Since we were that flexible, we had salad, a bowl of noodles, a beer for our dinner in a nice korean restaurant.

Sounds fun? Yeah definitely

After our nice and balanced/healthy dinner we went to a nice bar at Greenbelt 3(I think? 🙂 ), she treated me for a drink and talked about random things (again as if asking how insects multiply? 🙂 ). I told her a couple of times that definitely I gonna miss her presence whenever  I go for a drink nor passing by the district. I will remember how silly we were roaming outside Cabiao, and doing things as if we are not part of the program- but as 2 individuals with pretty much the same attitude/personalities yet came from different side of the globe.

Rush hour in Manila

As much as possible we wanted this trip to be as discreet from all the members of the team.

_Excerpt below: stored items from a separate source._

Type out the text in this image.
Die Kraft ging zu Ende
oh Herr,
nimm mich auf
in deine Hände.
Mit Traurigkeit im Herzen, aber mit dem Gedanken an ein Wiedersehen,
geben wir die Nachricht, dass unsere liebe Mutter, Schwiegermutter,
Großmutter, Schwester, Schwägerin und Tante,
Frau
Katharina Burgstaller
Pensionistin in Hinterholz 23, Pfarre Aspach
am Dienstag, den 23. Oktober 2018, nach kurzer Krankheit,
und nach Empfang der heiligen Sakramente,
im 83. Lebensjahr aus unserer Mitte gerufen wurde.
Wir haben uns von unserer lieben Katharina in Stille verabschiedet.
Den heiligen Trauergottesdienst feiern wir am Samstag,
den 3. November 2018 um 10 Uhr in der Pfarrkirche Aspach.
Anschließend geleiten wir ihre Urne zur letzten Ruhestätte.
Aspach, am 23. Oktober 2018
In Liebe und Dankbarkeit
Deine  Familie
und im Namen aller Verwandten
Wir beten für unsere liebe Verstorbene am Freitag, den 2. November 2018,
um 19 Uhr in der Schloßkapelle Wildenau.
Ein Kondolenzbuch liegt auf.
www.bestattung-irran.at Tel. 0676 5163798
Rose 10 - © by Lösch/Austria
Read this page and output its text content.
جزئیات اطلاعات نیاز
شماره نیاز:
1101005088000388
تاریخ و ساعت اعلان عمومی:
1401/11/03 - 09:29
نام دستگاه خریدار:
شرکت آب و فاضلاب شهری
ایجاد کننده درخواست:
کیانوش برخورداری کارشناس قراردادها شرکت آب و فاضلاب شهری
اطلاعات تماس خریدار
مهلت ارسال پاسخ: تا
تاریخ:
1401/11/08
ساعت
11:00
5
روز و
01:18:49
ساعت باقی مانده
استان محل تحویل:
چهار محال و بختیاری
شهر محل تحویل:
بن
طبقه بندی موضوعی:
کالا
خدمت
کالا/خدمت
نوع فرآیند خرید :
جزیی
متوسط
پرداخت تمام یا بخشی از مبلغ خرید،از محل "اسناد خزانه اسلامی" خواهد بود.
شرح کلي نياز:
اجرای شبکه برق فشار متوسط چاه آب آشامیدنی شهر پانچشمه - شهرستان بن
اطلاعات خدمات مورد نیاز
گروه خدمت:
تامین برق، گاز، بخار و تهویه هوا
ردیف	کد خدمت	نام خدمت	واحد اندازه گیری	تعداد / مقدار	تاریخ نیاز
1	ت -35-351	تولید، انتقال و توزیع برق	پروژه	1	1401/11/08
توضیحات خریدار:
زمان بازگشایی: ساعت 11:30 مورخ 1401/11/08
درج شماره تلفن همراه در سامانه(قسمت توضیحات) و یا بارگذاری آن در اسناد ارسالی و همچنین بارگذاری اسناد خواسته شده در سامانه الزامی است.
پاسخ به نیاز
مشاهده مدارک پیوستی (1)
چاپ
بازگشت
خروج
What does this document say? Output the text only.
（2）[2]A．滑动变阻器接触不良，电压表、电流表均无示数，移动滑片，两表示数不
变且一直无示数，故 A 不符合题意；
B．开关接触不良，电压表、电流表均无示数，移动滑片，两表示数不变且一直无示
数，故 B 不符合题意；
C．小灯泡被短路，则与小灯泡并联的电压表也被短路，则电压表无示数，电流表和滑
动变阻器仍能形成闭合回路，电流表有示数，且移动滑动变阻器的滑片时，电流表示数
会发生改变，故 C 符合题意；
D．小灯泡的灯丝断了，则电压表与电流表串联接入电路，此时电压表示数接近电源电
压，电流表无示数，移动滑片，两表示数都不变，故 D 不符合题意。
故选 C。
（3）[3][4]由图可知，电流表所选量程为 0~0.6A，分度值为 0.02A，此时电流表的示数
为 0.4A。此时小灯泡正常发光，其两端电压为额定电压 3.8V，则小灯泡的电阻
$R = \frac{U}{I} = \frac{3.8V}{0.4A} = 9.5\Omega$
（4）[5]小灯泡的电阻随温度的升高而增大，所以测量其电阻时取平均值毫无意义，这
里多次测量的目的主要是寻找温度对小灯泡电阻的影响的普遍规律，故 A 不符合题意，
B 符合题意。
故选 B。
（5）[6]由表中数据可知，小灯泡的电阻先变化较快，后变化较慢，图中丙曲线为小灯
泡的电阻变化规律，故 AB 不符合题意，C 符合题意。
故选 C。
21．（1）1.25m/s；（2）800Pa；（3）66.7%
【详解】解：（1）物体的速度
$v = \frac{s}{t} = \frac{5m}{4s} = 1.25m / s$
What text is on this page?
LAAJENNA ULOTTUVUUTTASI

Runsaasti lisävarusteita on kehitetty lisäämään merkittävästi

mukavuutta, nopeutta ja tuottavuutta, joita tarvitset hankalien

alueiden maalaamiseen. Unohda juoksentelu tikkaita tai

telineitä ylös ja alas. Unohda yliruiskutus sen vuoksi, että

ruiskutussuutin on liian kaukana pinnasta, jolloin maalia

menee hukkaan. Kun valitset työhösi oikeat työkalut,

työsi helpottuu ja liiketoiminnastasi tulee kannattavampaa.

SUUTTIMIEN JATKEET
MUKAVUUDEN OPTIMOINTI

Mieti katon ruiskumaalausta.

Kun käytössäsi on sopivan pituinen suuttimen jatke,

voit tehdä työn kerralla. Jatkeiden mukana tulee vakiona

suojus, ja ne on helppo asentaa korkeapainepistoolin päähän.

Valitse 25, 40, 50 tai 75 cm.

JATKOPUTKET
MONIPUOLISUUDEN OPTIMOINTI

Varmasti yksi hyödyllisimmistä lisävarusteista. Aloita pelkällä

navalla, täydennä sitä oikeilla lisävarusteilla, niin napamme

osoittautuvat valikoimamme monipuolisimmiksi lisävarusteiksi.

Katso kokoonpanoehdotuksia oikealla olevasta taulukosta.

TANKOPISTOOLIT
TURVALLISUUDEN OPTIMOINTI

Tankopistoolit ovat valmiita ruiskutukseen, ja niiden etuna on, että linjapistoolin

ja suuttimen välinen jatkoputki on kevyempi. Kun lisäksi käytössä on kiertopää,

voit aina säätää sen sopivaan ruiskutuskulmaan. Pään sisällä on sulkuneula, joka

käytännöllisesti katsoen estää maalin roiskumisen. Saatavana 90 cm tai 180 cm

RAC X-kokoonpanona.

We found ourselves a tranquility out of urbanity, yet, we felt that it was unfair to let the team do its work. Honestly speaking as well, we were contemplating how we were able to ‘contribute’ to the team, and how well we are in handling our issues (in terms of ‘team work’ and beating the red light). Basically, we worried too much if we would be able to catch the last bus trip going to Cabiao. Every station counts, and every station nearing down to our station is like having a sip of every ‘drink’ that makes your mind at ease.

It was an awesome/perfect day for the two of us. Yes, we found ourselves in the middle of the metro, like exploring things in new perspectives yet, we don’t get used to the presence of each other. We kept on learning, we kept on acting like a child, a student, a teacher even a nurse (for quite sometimes 🙂 ), I think that is one of the fascinating things about life, you don’t have to live up the stigma nor the stereotype that every single individual would put on your name, it is more about how you appreciate the simple things, the simplicity of this world and not on the complexities that we always put in it.